Chambord, pouponnière des cerfs

Au lendemain de la Seconde Guerre mondiale, le Domaine national de Chambord est classé " Réserve nationale de chasse et de faune sauvage" (1947). Le parc, vaste territoire clos, semble en effet un bon site de reproduction de
I'espèce pour participer au repeuplement des autres massifs forestiers grâce à des captures d'animaux vivants.
La technique de reprise pratiquée jusqu'à nos jours, est appelée "panneautage" : il s'agit de tendre des filets(appelés "panneaux") et d'y rabattre les cervidés pour les prendre au piège (d'ou l'expression tomber dans le panneau ). 
Près de 4 500 individus ont été réintroduits
depuis 1947 et on estime aujourd'hui que la grande majorité des cerfs français sont issus de la souche chambourdine.

Cerf élaphe
Nom scientifique : Cervus elaphus
Taille : environ 1,30 m au garrot
Poids : cerf de 160 à 230 kg
Biche de 90 à 130 kg

Habitat : Le cerf élaphe passe la plus grande partie de son temps dans les espaces forestiers, ne gagnant les clairières et prairies qu'à la tombée de la nuit.

Alimentation : Le cerf est un herbivore ruminant. Un adulte consomme en moyenne dix à quinze kilos de végétaux frais par jour.
Il se nourrit essentiellement d'herbe (à 80 %) mais complète son alimentation avec des fleurs, des fruits ou de jeunes pousses à la
belle saison ; des glands et des champignons durant l'automne;
des ronces, du lierre, des feuilles mortes et des écorces en hiver.

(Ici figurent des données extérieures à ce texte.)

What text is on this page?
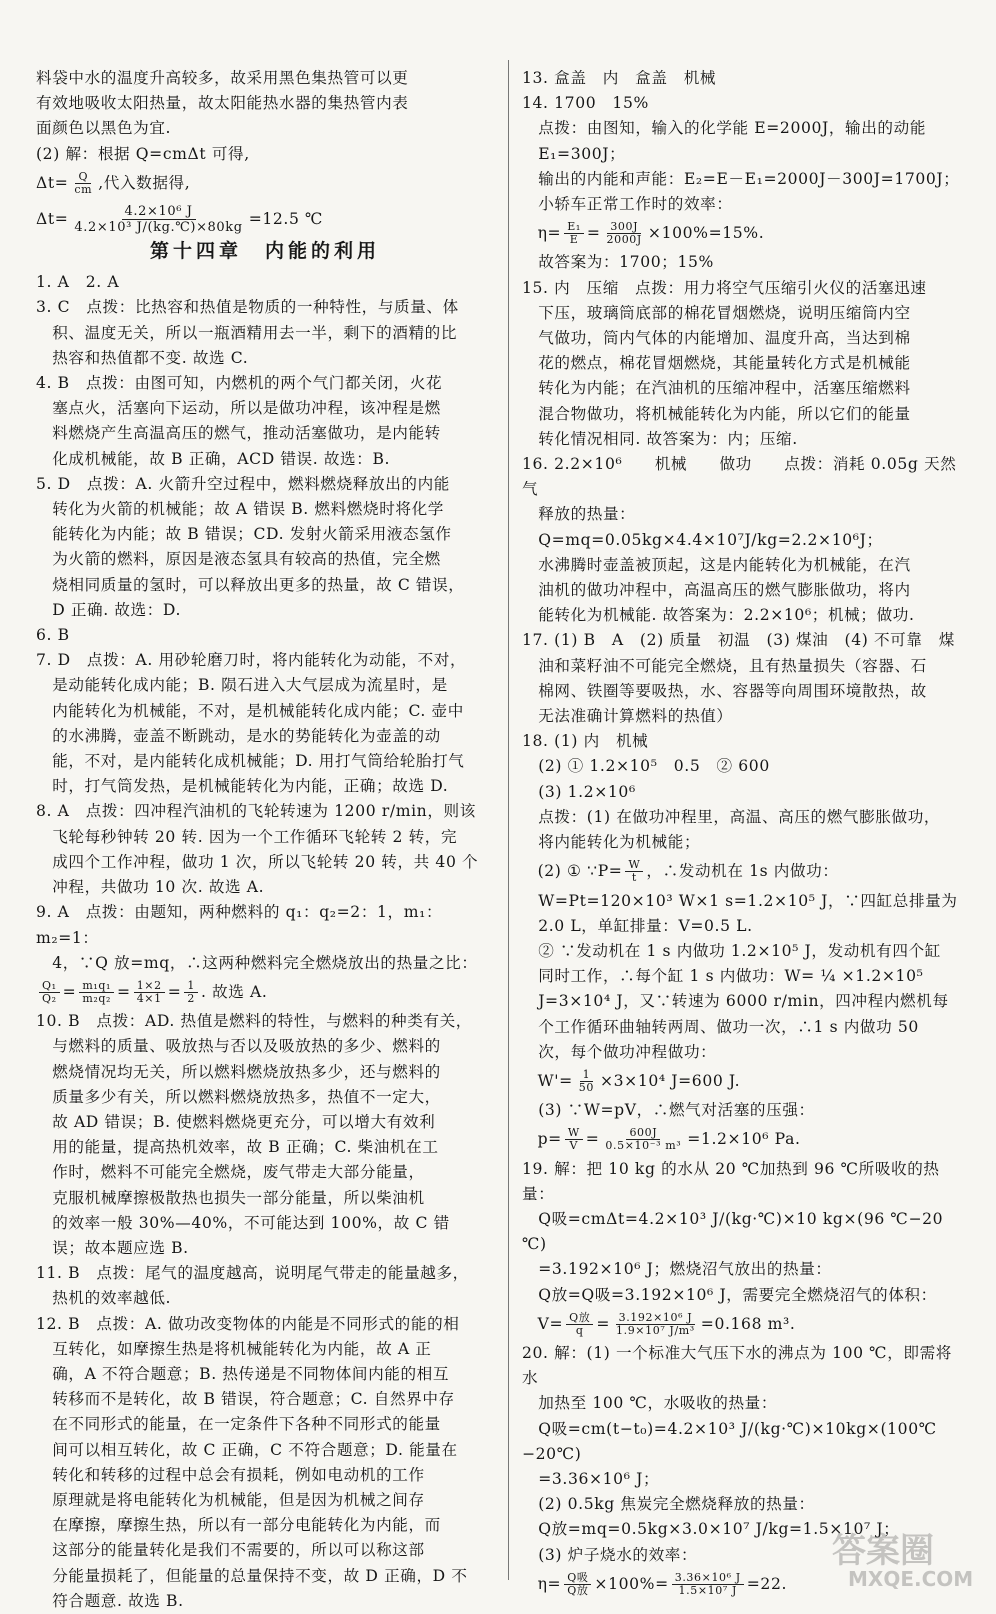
料袋中水的温度升高较多，故采用黑色集热管可以更
有效地吸收太阳热量，故太阳能热水器的集热管内表
面颜色以黑色为宜.
(2) 解：根据 Q=cmΔt 可得,
$\Delta t= \frac{Q}{cm}$ ,代入数据得,
$\Delta t= \frac{\text{4.2×10⁶ J}}{\text{4.2×10³ J/(kg.℃)×80kg}} =12.5$ ℃
第十四章　内能的利用
1. A　2. A
3. C　点拨：比热容和热值是物质的一种特性，与质量、体
　积、温度无关，所以一瓶酒精用去一半，剩下的酒精的比
　热容和热值都不变. 故选 C.
4. B　点拨：由图可知，内燃机的两个气门都关闭，火花
　塞点火，活塞向下运动，所以是做功冲程，该冲程是燃
　料燃烧产生高温高压的燃气，推动活塞做功，是内能转
　化成机械能，故 B 正确，ACD 错误. 故选：B.
5. D　点拨：A. 火箭升空过程中，燃料燃烧释放出的内能
　转化为火箭的机械能；故 A 错误 B. 燃料燃烧时将化学
　能转化为内能；故 B 错误；CD. 发射火箭采用液态氢作
　为火箭的燃料，原因是液态氢具有较高的热值，完全燃
　烧相同质量的氢时，可以释放出更多的热量，故 C 错误，
　D 正确. 故选：D.
6. B
7. D　点拨：A. 用砂轮磨刀时，将内能转化为动能，不对，
　是动能转化成内能；B. 陨石进入大气层成为流星时，是
　内能转化为机械能，不对，是机械能转化成内能；C. 壶中
　的水沸腾，壶盖不断跳动，是水的势能转化为壶盖的动
　能，不对，是内能转化成机械能；D. 用打气筒给轮胎打气
　时，打气筒发热，是机械能转化为内能，正确；故选 D.
8. A　点拨：四冲程汽油机的飞轮转速为 1200 r/min，则该
　飞轮每秒钟转 20 转. 因为一个工作循环飞轮转 2 转，完
　成四个工作冲程，做功 1 次，所以飞轮转 20 转，共 40 个
　冲程，共做功 10 次. 故选 A.
9. A　点拨：由题知，两种燃料的 q₁：q₂=2：1，m₁：m₂=1：
　4，∵Q 放=mq，∴这两种燃料完全燃烧放出的热量之比：
$\frac{\text{Q₁}}{\text{Q₂}} = \frac{\text{m₁q₁}}{\text{m₂q₂}} = \frac{1\times 2}{4\times 1} = \frac{1}{2}$ . 故选 A.
10. B　点拨：AD. 热值是燃料的特性，与燃料的种类有关，
　与燃料的质量、吸放热与否以及吸放热的多少、燃料的
　燃烧情况均无关，所以燃料燃烧放热多少，还与燃料的
　质量多少有关，所以燃料燃烧放热多，热值不一定大，
　故 AD 错误；B. 使燃料燃烧更充分，可以增大有效利
　用的能量，提高热机效率，故 B 正确；C. 柴油机在工
　作时，燃料不可能完全燃烧，废气带走大部分能量，
　克服机械摩擦极散热也损失一部分能量，所以柴油机
　的效率一般 30%—40%，不可能达到 100%，故 C 错
　误；故本题应选 B.
11. B　点拨：尾气的温度越高，说明尾气带走的能量越多，
　热机的效率越低.
12. B　点拨：A. 做功改变物体的内能是不同形式的能的相
　互转化，如摩擦生热是将机械能转化为内能，故 A 正
　确，A 不符合题意；B. 热传递是不同物体间内能的相互
　转移而不是转化，故 B 错误，符合题意；C. 自然界中存
　在不同形式的能量，在一定条件下各种不同形式的能量
　间可以相互转化，故 C 正确，C 不符合题意；D. 能量在
　转化和转移的过程中总会有损耗，例如电动机的工作
　原理就是将电能转化为机械能，但是因为机械之间存
　在摩擦，摩擦生热，所以有一部分电能转化为内能，而
　这部分的能量转化是我们不需要的，所以可以称这部
　分能量损耗了，但能量的总量保持不变，故 D 正确，D 不
　符合题意. 故选 B.
13. 盒盖　内　盒盖　机械
14. 1700　15%
　点拨：由图知，输入的化学能 E=2000J，输出的动能
　E₁=300J；
　输出的内能和声能：E₂=E－E₁=2000J－300J=1700J；
　小轿车正常工作时的效率：
$\eta= \frac{\text{E₁}}{E} = \frac{300J}{2000J} \times 100\%=15\%$.
　故答案为：1700；15%
15. 内　压缩　点拨：用力将空气压缩引火仪的活塞迅速
　下压，玻璃筒底部的棉花冒烟燃烧，说明压缩筒内空
　气做功，筒内气体的内能增加、温度升高，当达到棉
　花的燃点，棉花冒烟燃烧，其能量转化方式是机械能
　转化为内能；在汽油机的压缩冲程中，活塞压缩燃料
　混合物做功，将机械能转化为内能，所以它们的能量
　转化情况相同. 故答案为：内；压缩.
16. 2.2×10⁶　　机械　　做功　　点拨：消耗 0.05g 天然气
　释放的热量：
　Q=mq=0.05kg×4.4×10⁷J/kg=2.2×10⁶J；
　水沸腾时壶盖被顶起，这是内能转化为机械能，在汽
　油机的做功冲程中，高温高压的燃气膨胀做功，将内
　能转化为机械能. 故答案为：2.2×10⁶；机械；做功.
17. (1) B　A　(2) 质量　初温　(3) 煤油　(4) 不可靠　煤
　油和菜籽油不可能完全燃烧，且有热量损失（容器、石
　棉网、铁圈等要吸热，水、容器等向周围环境散热，故
　无法准确计算燃料的热值）
18. (1) 内　机械
　(2) ① 1.2×10⁵　0.5　② 600
　(3) 1.2×10⁶
　点拨：(1) 在做功冲程里，高温、高压的燃气膨胀做功，
　将内能转化为机械能；
(2) ① ∵P= $\frac{W}{t}$ ，∴发动机在 1s 内做功：
　W=Pt=120×10³ W×1 s=1.2×10⁵ J，∵四缸总排量为
　2.0 L，单缸排量：V=0.5 L.
　② ∵发动机在 1 s 内做功 1.2×10⁵ J，发动机有四个缸
　同时工作，∴每个缸 1 s 内做功：W= ¼ ×1.2×10⁵
　J=3×10⁴ J，又∵转速为 6000 r/min，四冲程内燃机每
　个工作循环曲轴转两周、做功一次，∴1 s 内做功 50
　次，每个做功冲程做功：
$W'= \frac{1}{50} \times 3\times 10^4$ J=600 J.
　(3) ∵W=pV，∴燃气对活塞的压强：
$p= \frac{W}{V} = \frac{600J}{\text{0.5×10⁻³ m³}} =1.2\times 10^6$ Pa.
19. 解：把 10 kg 的水从 20 ℃加热到 96 ℃所吸收的热量：
　Q吸=cmΔt=4.2×10³ J/(kg·℃)×10 kg×(96 ℃−20 ℃)
　=3.192×10⁶ J；燃烧沼气放出的热量：
　Q放=Q吸=3.192×10⁶ J，需要完全燃烧沼气的体积：
$V= \frac{\text{Q放}}{q} = \frac{\text{3.192×10⁶ J}}{\text{1.9×10⁷ J/m³}} =0.168$ m³.
20. 解：(1) 一个标准大气压下水的沸点为 100 ℃，即需将水
　加热至 100 ℃，水吸收的热量：
　Q吸=cm(t−t₀)=4.2×10³ J/(kg·℃)×10kg×(100℃−20℃)
　=3.36×10⁶ J；
　(2) 0.5kg 焦炭完全燃烧释放的热量：
　Q放=mq=0.5kg×3.0×10⁷ J/kg=1.5×10⁷ J；
　(3) 炉子烧水的效率：
$\eta= \frac{\text{Q吸}}{\text{Q放}} \times 100\%= \frac{\text{3.36×10⁶ J}}{\text{1.5×10⁷ J}} =22$.
答案圈
MXQE.COM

Reproduction : début septembre, le cerf entame sa saison de reproduction. On entend alors les mâles émettre des raires rauques et puissants, que l'on appelle le  "brame".
Ils cessent de s'alimenter pour se consacrer à la conservation et la domination d'un territoire lui assurant la rencontre des biches en chassant les éventuels rivaux. 
Les faons naissent au printemps après huit mois de gestation. La mère met bas dans un endroit calme et couvert, après avoir quitté la harde. Le faon tacheté pèse de six à
huit kilos. II reste soigneusement dissimulé dans la végétation deux à trois semaines.

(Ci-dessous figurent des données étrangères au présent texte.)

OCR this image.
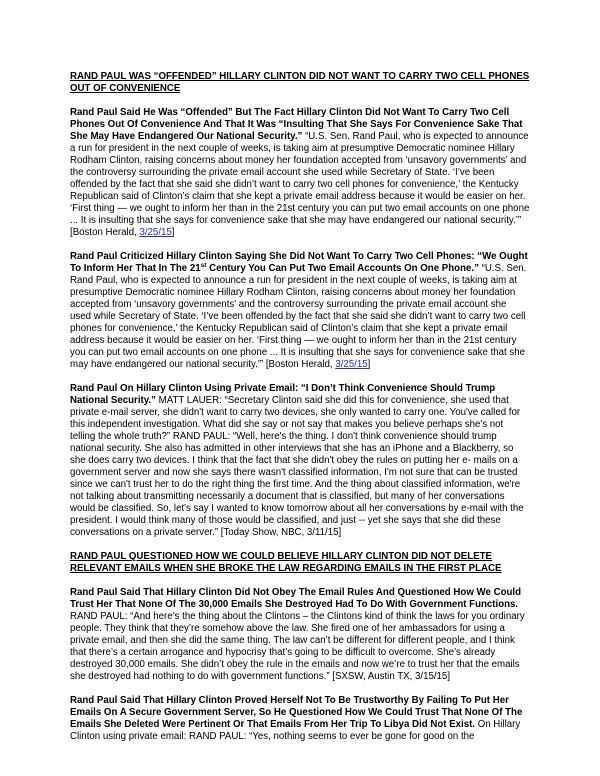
RAND PAUL WAS “OFFENDED” HILLARY CLINTON DID NOT WANT TO CARRY TWO CELL PHONES OUT OF CONVENIENCE

Rand Paul Said He Was “Offended” But The Fact Hillary Clinton Did Not Want To Carry Two Cell Phones Out Of Convenience And That It Was “Insulting That She Says For Convenience Sake That She May Have Endangered Our National Security.” “U.S. Sen. Rand Paul, who is expected to announce a run for president in the next couple of weeks, is taking aim at presumptive Democratic nominee Hillary Rodham Clinton, raising concerns about money her foundation accepted from ‘unsavory governments’ and the controversy surrounding the private email account she used while Secretary of State. ‘I’ve been offended by the fact that she said she didn’t want to carry two cell phones for convenience,’ the Kentucky Republican said of Clinton’s claim that she kept a private email address because it would be easier on her. ‘First thing — we ought to inform her than in the 21st century you can put two email accounts on one phone ... It is insulting that she says for convenience sake that she may have endangered our national security.’” [Boston Herald, 3/25/15]

Rand Paul Criticized Hillary Clinton Saying She Did Not Want To Carry Two Cell Phones: “We Ought To Inform Her That In The 21st Century You Can Put Two Email Accounts On One Phone.” “U.S. Sen. Rand Paul, who is expected to announce a run for president in the next couple of weeks, is taking aim at presumptive Democratic nominee Hillary Rodham Clinton, raising concerns about money her foundation accepted from ‘unsavory governments’ and the controversy surrounding the private email account she used while Secretary of State. ‘I’ve been offended by the fact that she said she didn’t want to carry two cell phones for convenience,’ the Kentucky Republican said of Clinton’s claim that she kept a private email address because it would be easier on her. ‘First thing — we ought to inform her than in the 21st century you can put two email accounts on one phone ... It is insulting that she says for convenience sake that she may have endangered our national security.’” [Boston Herald, 3/25/15]

Rand Paul On Hillary Clinton Using Private Email: “I Don’t Think Convenience Should Trump National Security.” MATT LAUER: “Secretary Clinton said she did this for convenience, she used that private e-mail server, she didn't want to carry two devices, she only wanted to carry one. You've called for this independent investigation. What did she say or not say that makes you believe perhaps she's not telling the whole truth?” RAND PAUL: “Well, here's the thing. I don't think convenience should trump national security. She also has admitted in other interviews that she has an iPhone and a Blackberry, so she does carry two devices. I think that the fact that she didn't obey the rules on putting her e- mails on a government server and now she says there wasn't classified information, I'm not sure that can be trusted since we can't trust her to do the right thing the first time. And the thing about classified information, we're not talking about transmitting necessarily a document that is classified, but many of her conversations would be classified. So, let's say I wanted to know tomorrow about all her conversations by e-mail with the president. I would think many of those would be classified, and just -- yet she says that she did these conversations on a private server.” [Today Show, NBC, 3/11/15]

RAND PAUL QUESTIONED HOW WE COULD BELIEVE HILLARY CLINTON DID NOT DELETE RELEVANT EMAILS WHEN SHE BROKE THE LAW REGARDING EMAILS IN THE FIRST PLACE

Rand Paul Said That Hillary Clinton Did Not Obey The Email Rules And Questioned How We Could Trust Her That None Of The 30,000 Emails She Destroyed Had To Do With Government Functions. RAND PAUL: “And here’s the thing about the Clintons – the Clintons kind of think the laws for you ordinary people. They think that they’re somehow above the law. She fired one of her ambassadors for using a private email, and then she did the same thing. The law can’t be different for different people, and I think that there’s a certain arrogance and hypocrisy that’s going to be difficult to overcome. She’s already destroyed 30,000 emails. She didn’t obey the rule in the emails and now we’re to trust her that the emails she destroyed had nothing to do with government functions.” [SXSW, Austin TX, 3/15/15]

Rand Paul Said That Hillary Clinton Proved Herself Not To Be Trustworthy By Failing To Put Her Emails On A Secure Government Server, So He Questioned How We Could Trust That None Of The Emails She Deleted Were Pertinent Or That Emails From Her Trip To Libya Did Not Exist. On Hillary Clinton using private email: RAND PAUL: “Yes, nothing seems to ever be gone for good on the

Mode de vie : la biche adulte est accompagnée de ses deux petits qui ont un an d'écart, cette cellule familiale est appelée le trio.
La biche élève son petit jusqu'à ses deux ans. Les mâles vivent entre congénères de même statut formant une petite harde de quelques
individus, à l'exception de la période de brame où les cerfs deviennent intolérants à la présence d'autres mâles. Il est possible d'observer
simultanément mâles et femelles sur des places de gagnage mais ils ne forment pas pour autant un groupe social hiérarchisé.

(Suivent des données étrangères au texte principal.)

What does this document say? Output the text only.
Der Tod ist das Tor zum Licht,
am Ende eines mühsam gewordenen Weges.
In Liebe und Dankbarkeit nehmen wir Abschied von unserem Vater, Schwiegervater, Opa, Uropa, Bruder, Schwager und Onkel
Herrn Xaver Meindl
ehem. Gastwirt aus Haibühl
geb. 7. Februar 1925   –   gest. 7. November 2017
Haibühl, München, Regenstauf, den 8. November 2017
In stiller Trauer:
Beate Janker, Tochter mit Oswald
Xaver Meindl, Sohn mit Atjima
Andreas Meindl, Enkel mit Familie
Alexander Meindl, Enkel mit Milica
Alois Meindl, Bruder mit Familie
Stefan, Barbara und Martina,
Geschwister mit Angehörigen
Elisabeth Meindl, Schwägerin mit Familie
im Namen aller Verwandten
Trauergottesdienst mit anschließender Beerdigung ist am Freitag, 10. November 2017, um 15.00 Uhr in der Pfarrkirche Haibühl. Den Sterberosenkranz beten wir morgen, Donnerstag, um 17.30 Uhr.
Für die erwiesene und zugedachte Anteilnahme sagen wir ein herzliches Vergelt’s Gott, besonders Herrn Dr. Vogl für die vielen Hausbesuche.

Le sanglier : l'impressionnante bête noire

Le sanglier est l'espèce la plus prolifique
à Chambord.

Un passage qui laisse des traces

Le sanglier est visible le jour mais bien plus actif la nuit et il est difficile à observer. 
Plusieurs signes de vie attestent sa présence :
La souille : lieu humide où le sanglier s'immerge pour abaisser la température de son corps et se débarrasser des parasites externes. Après ce  bain,  il se frotte contre les arbres proches sur lesquels des traces de boue sont visibles.
La bauge : amas de végétaux au sol formant un gite où le sanglier se repose, de préférence dans les zones possédant une végétation dense.
La coulée : sentier plus ou moins prononcé qui résulte du passage répété des animaux, sur lequel la végétation peut avoir partiellement ou totalement disparue.
Les boutis et vermillis : sillons et traces occasionnées par le nez du sanglier qui fouille le sol à la recherche de nourriture.
Les laissées : excréments du sanglier adulte formés de plusieurs éléments de cing centimètres de diamètre associés entre eux, plus ou moins compacts.

Une régulation nécessaire

Avec un taux d'accroissement de près de 100%, la population de sangliers est capable de doubler dans les années de bonne fructification forestière. Il est donc nécessaire de maîtriser I'accroissement des effectifs pour garantir un équilibre entre les espèces animales et végétales.
En fonction des comptages effectués chaque printemps, les équipes de Chambord estiment l'évolution de la population et établissent un  plan de chasse.
Une douzaine de journées de  battues de régulation sont ensuite organisées entre la mi novembre et la fin du mois de février.

Nom scientifique : Sus scrofa
Taille : de 65 à 80 cm au garrot
Poids : Mâle 100 à 150 kg / Femelle 60 à 80 kg

Habitat : le sanglier vit majoritairement dans des espaces boisés. Mais il peut également être observé dans des landes, voire des milieux très secs comme les garrigues.

Alimentation : Le sanglier est omnivore. Il peut quasiment tout manger : tiges, feuilles, racines, fleurs, graines des végétaux, mais aussi des petits animaux (vers, insectes, escargots,
batraciens, reptiles, petits oiseaux, etc.). II mange parfois de la charogne ou du poisson.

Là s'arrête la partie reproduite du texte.